Indeed the Hindi remake is not only a marked improvement on the original, Junaid and Khushi are vastly superior to the original actors. They are bound to be the Sophomore Stars of 2025.
Both the newcomers Junaid Khan and Khushi Kapoor in the Hindi remake of the Tamil hit Love Today are actually semi-newcomers who were part of much-hyped but deeply disappointing OTT feature films on Netflix: Khushi was seen in that monstrous misfire The Archies, while Junaid made his debut in Netflix’s ambiguously received Maharaja.

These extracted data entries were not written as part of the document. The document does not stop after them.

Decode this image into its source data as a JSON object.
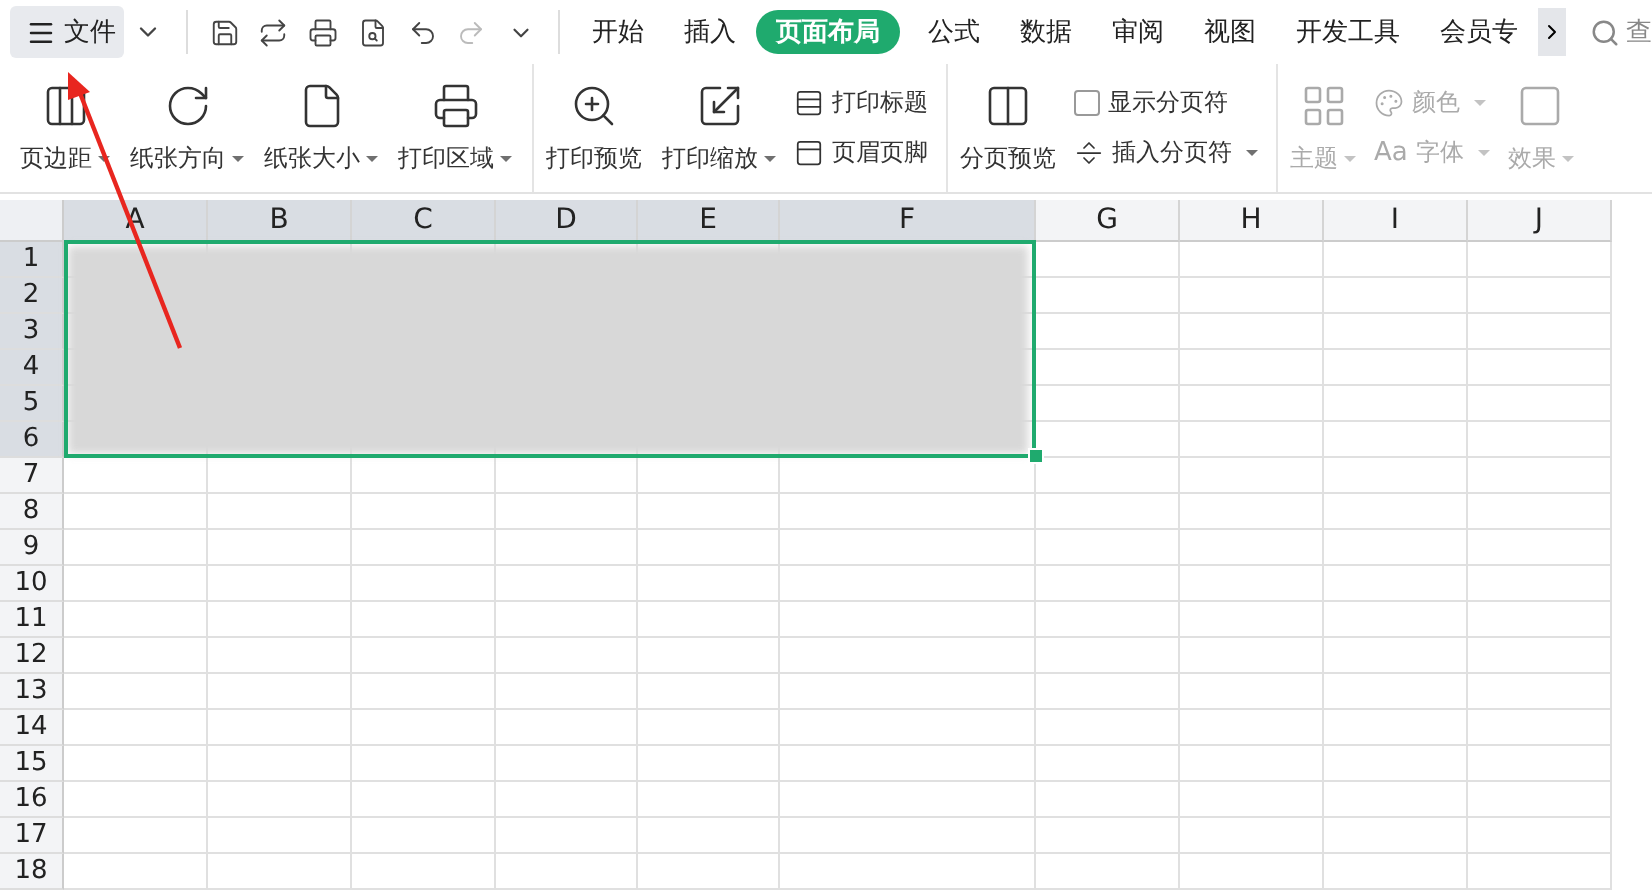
{
  "file_menu": {
    "label": "文件"
  },
  "tabs": [
    {
      "label": "开始",
      "selected": false
    },
    {
      "label": "插入",
      "selected": false
    },
    {
      "label": "页面布局",
      "selected": true
    },
    {
      "label": "公式",
      "selected": false
    },
    {
      "label": "数据",
      "selected": false
    },
    {
      "label": "审阅",
      "selected": false
    },
    {
      "label": "视图",
      "selected": false
    },
    {
      "label": "开发工具",
      "selected": false
    },
    {
      "label": "会员专",
      "selected": false
    }
  ],
  "search": {
    "placeholder": "查"
  },
  "ribbon": {
    "groups": [
      {
        "disabled": false,
        "items": [
          {
            "kind": "large",
            "label": "页边距",
            "dropdown": true
          },
          {
            "kind": "large",
            "label": "纸张方向",
            "dropdown": true
          },
          {
            "kind": "large",
            "label": "纸张大小",
            "dropdown": true
          },
          {
            "kind": "large",
            "label": "打印区域",
            "dropdown": true
          }
        ]
      },
      {
        "disabled": false,
        "items": [
          {
            "kind": "large",
            "label": "打印预览",
            "dropdown": false
          },
          {
            "kind": "large",
            "label": "打印缩放",
            "dropdown": true
          },
          {
            "kind": "small",
            "label": "打印标题",
            "dropdown": false
          },
          {
            "kind": "small",
            "label": "页眉页脚",
            "dropdown": false
          }
        ]
      },
      {
        "disabled": false,
        "items": [
          {
            "kind": "large",
            "label": "分页预览",
            "dropdown": false
          },
          {
            "kind": "checkbox",
            "label": "显示分页符",
            "checked": false
          },
          {
            "kind": "small",
            "label": "插入分页符",
            "dropdown": true
          }
        ]
      },
      {
        "disabled": true,
        "items": [
          {
            "kind": "large",
            "label": "主题",
            "dropdown": true
          },
          {
            "kind": "small",
            "label": "颜色",
            "dropdown": true
          },
          {
            "kind": "small",
            "prefix": "Aa",
            "label": "字体",
            "dropdown": true
          },
          {
            "kind": "large",
            "label": "效果",
            "dropdown": true
          }
        ]
      }
    ]
  },
  "sheet": {
    "columns": [
      "A",
      "B",
      "C",
      "D",
      "E",
      "F",
      "G",
      "H",
      "I",
      "J"
    ],
    "rows": [
      "1",
      "2",
      "3",
      "4",
      "5",
      "6",
      "7",
      "8",
      "9",
      "10",
      "11",
      "12",
      "13",
      "14",
      "15",
      "16",
      "17",
      "18"
    ]
  }
}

Both are all set for an all-new launch in producer Madhu Mantena’s eagerly anticipated remake of the hit Tamil rom-com Love Today.The original Tamil film was fresh and engaging.It aws almost entirely devoted to doing a savoury probe into the culture of the smartphone . The phone is indeed the central character of the devious plot.
Pradeep Ranganathan who wrote the screenplay based on his own short film App(a) Lock, is a man of ideas. Though saturated in schmaltz sweetness and foreseeable solutions to tangles in the repartee-heavy plot, the screenplay in spite of its filminess(as in filmy and flimsy) succeeds in tearing out a telling point on how pathologically dependent modern relationships have become on the content of one’s phone.
The film aptly begins at a smartphone factory where we see phones being churned out, then moves to a phone outlet where our unlikely hero Pradeep(played by the writer-director) buys a phone for his girlfriend Ivana(Nikitha) who must now find a way to explain the expensive gift to her father.From this common middleclass smartphone-related crisis the narrative constructs a clever if somewhat exaggerated and mildly dystopian plot about the paranoia that love relationships suffer due to the phone.